Friends Don’t Let Friends Deploy Black-Box Models: The Importance of Intelligibility in Machine Learning for Bias Detection and Prevention
In machine learning often a trade-off must be made between accuracy and intelligibility: the most accurate models usually are not very intelligible (e.g., deep nets and random forests), and the most intelligible models usually are less accurate (e.g., linear or logistic regression). This trade-off often limits the accuracy of models that can be safely deployed in mission-critical applications such as healthcare where being able to understand, validate, edit, and ultimately trust a learned model is important. We have been working on a learning method based on generalized additive models (GAMs) that is often as accurate as full complexity models, but even more intelligible than linear models. This not only makes it easy to understand what a model has learned, but also makes it easier to edit the model when it learns something inappropriate because of unexpected landmines in the data. Making it possible for experts to understand a model and interactively repair it is critical because most data has these landmines. In the talk I’ll present two healthcare cases studies where these high-accuracy GAMs discover surprising patterns in the data that would have made deploying a black-box model risky, and also discuss the importance of model intelligibility for dealing with fairness and trust issues such as race and gender bias.

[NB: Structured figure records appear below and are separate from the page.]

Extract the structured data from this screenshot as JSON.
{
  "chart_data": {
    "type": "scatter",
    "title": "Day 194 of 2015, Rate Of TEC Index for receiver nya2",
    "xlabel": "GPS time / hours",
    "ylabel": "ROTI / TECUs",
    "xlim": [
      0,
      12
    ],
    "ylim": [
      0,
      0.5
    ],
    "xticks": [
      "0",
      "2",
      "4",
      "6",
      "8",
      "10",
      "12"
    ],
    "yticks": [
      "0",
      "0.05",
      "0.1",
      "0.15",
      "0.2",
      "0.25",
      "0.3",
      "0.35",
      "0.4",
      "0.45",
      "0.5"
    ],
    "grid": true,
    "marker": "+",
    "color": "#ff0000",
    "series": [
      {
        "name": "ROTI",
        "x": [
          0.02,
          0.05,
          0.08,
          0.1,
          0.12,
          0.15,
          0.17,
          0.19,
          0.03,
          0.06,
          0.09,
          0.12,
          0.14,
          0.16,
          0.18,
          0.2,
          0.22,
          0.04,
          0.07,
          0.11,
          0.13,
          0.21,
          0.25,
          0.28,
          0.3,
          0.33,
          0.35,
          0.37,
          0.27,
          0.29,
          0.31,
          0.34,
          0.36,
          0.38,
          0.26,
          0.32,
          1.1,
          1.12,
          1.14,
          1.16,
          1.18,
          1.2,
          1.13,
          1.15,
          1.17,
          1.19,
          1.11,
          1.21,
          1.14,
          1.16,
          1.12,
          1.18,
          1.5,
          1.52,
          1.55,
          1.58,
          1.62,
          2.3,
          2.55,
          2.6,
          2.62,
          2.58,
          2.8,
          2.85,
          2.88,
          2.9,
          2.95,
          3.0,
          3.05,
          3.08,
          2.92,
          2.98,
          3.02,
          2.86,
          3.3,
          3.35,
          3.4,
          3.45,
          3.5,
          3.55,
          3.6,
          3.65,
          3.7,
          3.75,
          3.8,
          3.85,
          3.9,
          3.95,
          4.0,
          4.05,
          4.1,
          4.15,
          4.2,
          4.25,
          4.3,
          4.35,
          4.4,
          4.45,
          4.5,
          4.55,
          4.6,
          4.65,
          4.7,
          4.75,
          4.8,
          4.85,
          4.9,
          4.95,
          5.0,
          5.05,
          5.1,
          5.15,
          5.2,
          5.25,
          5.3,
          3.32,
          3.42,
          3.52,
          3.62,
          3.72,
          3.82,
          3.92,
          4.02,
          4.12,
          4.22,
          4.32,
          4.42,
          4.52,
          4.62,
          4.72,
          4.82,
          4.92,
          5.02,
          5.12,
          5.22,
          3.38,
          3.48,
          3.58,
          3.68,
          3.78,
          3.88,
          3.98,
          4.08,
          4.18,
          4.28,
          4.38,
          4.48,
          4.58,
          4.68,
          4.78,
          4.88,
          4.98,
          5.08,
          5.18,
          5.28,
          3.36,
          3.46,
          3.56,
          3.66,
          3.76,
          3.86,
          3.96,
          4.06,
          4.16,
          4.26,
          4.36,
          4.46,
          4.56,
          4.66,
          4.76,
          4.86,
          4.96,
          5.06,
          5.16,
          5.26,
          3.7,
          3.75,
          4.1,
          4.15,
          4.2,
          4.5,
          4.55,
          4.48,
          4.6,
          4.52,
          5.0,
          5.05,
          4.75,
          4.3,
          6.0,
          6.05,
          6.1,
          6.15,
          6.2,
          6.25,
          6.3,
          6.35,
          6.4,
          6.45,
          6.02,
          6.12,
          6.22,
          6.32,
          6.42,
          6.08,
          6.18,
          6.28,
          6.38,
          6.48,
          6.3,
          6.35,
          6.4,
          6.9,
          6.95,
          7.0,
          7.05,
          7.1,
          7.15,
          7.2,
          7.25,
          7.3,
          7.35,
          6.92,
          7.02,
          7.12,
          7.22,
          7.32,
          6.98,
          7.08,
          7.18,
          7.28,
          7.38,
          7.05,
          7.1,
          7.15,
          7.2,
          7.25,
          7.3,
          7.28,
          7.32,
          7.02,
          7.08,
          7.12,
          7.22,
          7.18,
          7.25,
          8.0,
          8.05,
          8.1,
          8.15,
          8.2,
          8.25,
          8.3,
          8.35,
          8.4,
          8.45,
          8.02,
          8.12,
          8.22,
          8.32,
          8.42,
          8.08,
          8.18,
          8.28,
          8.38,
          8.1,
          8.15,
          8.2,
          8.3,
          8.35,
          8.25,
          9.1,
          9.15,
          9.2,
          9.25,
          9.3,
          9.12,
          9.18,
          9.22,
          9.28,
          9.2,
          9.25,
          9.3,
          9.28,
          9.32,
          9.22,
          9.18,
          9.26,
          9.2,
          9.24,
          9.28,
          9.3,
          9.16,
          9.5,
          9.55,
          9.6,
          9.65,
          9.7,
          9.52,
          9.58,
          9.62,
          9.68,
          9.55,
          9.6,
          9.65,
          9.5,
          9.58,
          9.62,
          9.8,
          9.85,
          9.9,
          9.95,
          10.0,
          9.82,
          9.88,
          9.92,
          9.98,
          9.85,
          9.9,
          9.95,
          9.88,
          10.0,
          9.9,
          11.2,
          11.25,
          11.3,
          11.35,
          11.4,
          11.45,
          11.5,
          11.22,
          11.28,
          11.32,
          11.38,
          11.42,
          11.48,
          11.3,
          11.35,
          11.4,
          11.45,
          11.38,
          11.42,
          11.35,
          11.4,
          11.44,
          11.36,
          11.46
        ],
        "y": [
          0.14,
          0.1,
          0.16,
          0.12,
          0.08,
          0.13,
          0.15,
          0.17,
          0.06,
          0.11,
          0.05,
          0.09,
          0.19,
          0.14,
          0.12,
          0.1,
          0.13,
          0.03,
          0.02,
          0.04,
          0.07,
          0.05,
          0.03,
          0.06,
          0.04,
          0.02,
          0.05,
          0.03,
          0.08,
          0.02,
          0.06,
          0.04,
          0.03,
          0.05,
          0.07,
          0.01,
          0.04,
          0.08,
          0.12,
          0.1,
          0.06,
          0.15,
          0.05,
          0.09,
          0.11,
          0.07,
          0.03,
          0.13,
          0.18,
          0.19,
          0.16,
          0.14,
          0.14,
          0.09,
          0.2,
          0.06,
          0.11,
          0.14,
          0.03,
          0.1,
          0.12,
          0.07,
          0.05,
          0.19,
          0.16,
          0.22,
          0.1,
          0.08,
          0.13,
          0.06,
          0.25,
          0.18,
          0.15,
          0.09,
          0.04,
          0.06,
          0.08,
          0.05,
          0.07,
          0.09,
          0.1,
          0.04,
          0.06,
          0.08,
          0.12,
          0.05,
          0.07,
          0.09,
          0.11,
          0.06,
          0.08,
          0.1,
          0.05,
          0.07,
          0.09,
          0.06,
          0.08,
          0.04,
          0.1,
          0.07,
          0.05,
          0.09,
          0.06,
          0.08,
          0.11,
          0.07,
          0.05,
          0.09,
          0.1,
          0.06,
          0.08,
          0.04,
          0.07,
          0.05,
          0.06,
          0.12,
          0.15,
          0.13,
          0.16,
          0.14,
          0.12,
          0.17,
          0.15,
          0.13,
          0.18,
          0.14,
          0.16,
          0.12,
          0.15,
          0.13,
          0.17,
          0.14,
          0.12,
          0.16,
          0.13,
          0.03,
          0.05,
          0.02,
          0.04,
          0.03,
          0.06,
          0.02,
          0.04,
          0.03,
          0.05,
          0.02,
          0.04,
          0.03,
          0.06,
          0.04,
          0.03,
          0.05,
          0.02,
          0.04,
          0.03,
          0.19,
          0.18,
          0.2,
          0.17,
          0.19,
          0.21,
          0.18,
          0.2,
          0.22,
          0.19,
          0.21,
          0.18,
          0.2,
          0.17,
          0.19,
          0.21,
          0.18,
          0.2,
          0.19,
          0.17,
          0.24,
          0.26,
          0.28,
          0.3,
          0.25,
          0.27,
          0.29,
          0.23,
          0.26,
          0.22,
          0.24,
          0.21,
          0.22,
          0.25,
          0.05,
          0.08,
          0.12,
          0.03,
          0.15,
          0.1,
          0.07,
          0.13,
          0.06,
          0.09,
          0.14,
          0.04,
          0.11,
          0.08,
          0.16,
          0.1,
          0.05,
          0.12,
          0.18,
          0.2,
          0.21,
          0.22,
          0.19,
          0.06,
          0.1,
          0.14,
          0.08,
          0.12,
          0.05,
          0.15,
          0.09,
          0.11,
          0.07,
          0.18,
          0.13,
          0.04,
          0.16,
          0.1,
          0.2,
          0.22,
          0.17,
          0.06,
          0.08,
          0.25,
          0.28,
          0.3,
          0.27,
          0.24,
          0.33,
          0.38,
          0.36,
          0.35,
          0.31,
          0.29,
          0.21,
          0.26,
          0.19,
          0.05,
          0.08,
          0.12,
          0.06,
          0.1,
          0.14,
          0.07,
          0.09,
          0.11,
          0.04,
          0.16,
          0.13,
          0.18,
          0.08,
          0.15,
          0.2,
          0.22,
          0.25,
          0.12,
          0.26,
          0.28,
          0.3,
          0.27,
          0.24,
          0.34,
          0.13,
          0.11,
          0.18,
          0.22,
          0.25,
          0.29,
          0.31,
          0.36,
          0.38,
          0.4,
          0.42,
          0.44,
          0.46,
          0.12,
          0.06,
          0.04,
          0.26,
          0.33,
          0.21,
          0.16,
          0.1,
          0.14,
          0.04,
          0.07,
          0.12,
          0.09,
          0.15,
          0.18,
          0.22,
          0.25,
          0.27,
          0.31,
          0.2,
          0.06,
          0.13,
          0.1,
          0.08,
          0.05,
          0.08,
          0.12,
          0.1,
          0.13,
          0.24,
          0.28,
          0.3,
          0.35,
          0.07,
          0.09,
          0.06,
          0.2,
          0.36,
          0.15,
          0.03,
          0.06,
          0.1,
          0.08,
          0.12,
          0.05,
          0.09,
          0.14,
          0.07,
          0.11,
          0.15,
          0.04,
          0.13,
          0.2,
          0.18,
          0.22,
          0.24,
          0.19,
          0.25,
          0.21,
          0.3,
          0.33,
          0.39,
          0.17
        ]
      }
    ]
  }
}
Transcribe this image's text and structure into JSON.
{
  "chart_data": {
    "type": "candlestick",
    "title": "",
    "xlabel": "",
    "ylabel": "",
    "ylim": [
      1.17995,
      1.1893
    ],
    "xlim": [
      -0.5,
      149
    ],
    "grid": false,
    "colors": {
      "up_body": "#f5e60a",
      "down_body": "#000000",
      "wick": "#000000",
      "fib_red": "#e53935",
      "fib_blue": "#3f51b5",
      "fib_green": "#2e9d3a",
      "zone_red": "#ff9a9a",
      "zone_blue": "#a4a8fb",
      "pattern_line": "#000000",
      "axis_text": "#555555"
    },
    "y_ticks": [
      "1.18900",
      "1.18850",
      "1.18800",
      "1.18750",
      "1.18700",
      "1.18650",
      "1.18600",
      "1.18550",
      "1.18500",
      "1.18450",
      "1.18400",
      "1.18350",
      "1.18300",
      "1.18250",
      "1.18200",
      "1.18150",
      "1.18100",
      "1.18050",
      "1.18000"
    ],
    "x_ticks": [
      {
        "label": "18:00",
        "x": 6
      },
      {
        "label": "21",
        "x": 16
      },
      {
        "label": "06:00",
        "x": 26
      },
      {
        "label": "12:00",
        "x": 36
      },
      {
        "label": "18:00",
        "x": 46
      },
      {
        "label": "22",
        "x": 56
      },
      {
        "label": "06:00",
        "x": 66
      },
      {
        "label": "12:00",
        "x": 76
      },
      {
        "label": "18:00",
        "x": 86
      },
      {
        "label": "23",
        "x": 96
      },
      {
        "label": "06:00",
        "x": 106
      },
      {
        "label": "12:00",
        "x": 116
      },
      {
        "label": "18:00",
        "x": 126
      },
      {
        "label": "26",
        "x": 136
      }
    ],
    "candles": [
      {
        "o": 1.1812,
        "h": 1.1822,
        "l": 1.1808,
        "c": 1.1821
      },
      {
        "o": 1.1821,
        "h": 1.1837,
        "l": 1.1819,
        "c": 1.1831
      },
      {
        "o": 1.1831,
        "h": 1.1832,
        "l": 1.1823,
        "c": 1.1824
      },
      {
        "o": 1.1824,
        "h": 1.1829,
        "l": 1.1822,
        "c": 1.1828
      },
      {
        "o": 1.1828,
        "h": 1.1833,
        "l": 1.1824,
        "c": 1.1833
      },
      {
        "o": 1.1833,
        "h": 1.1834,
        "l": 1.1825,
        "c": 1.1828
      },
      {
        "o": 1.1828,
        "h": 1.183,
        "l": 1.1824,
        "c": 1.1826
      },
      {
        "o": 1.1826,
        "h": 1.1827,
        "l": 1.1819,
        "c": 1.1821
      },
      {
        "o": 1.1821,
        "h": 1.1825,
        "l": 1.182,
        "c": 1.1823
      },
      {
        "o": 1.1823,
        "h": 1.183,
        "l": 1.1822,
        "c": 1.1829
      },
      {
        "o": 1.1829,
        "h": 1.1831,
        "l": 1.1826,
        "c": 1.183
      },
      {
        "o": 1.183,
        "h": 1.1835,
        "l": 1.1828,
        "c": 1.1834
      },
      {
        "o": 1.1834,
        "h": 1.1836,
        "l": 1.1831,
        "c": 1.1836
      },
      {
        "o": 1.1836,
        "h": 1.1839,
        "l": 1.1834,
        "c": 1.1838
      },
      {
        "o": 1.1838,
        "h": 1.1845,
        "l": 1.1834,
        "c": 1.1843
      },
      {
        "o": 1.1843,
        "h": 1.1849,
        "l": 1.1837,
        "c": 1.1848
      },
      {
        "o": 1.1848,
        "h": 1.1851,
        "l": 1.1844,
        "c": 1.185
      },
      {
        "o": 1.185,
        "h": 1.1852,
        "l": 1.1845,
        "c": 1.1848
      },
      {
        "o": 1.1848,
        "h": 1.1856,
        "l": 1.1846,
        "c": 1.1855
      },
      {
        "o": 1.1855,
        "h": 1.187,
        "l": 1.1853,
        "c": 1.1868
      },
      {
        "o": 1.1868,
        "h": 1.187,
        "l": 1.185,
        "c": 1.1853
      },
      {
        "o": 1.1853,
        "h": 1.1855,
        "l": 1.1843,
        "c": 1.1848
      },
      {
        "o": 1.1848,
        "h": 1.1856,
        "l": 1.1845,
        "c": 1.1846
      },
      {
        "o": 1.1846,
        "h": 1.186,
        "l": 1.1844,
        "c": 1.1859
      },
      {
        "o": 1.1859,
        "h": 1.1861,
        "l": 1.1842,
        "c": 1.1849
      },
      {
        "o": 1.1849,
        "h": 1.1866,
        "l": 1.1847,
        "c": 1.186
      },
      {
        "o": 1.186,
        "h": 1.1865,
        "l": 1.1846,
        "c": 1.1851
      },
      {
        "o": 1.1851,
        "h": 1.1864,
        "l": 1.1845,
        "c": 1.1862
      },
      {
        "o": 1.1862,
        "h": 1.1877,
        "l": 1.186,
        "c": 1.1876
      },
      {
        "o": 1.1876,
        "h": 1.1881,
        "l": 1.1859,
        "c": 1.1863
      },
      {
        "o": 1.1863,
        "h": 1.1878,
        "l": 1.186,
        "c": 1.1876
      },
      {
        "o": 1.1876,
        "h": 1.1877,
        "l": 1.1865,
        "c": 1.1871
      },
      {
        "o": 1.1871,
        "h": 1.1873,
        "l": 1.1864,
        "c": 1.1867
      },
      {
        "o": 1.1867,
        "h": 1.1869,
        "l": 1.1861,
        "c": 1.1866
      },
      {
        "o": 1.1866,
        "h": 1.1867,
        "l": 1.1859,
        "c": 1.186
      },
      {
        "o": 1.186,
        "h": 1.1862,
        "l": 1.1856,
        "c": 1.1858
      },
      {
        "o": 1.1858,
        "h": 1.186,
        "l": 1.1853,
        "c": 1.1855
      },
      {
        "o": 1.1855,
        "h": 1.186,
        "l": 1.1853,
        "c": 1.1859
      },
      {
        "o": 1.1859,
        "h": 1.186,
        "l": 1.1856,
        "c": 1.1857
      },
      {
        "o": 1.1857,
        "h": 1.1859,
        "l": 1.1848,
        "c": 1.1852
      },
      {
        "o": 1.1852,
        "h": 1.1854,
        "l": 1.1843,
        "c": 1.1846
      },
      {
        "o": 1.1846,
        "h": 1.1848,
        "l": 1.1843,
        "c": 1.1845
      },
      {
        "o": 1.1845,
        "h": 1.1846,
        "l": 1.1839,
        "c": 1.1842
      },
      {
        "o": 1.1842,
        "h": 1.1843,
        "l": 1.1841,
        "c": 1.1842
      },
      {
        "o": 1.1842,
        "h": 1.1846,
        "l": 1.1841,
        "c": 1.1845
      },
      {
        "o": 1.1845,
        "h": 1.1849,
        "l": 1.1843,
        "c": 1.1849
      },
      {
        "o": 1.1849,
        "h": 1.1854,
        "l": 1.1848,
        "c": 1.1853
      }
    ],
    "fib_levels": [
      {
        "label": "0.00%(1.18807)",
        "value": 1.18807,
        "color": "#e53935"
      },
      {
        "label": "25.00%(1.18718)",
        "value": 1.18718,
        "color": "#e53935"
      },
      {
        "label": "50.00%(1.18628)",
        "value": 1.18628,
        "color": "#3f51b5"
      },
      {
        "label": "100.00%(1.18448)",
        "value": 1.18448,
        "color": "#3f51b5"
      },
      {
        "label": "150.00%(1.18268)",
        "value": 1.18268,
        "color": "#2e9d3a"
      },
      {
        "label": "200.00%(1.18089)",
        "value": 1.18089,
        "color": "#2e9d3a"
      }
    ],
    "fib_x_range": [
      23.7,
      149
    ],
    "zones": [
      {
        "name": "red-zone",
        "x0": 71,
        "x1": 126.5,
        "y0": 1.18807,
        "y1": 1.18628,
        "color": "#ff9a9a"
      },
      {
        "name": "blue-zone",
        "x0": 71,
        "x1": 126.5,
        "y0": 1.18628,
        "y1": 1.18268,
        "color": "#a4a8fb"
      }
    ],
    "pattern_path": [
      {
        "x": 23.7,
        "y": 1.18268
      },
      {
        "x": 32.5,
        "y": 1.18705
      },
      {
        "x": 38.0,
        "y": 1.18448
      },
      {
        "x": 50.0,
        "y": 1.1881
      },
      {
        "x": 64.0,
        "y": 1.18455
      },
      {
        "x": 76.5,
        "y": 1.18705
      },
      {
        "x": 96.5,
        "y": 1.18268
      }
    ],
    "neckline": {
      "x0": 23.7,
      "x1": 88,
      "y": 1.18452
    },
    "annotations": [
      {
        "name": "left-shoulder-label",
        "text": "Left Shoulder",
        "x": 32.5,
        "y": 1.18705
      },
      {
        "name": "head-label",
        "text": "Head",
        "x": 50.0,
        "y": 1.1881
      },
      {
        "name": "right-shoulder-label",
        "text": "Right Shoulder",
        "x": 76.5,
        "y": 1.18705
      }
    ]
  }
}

Rich Caruana is a senior researcher at Microsoft Research. Before joining Microsoft, Rich was on the faculty in the computer science department at Cornell University and at UCLA’s medical school. Rich’s Ph.D. is from Carnegie Mellon University, where he worked with Tom Mitchell and Herb Simon. His thesis on multi-task learning helped create interest in a new subfield of machine learning called transfer learning. Rich received an NSF CAREER Award in 2004 (for Meta Clustering), best paper awards in 2005 (with Alex Niculescu-Mizil), 2007 (with Daria Sorokina), and 2014 (with Todd Kulesza, Saleema Amershi, Danyel Fisher, and Denis Charles), co-chaired KDD in 2007 (with Xindong Wu), and serves as area chair for NIPS, ICML, and KDD. His current research focus is on learning for medical decision making, intelligible machine learning, deep learning, and computational ecology.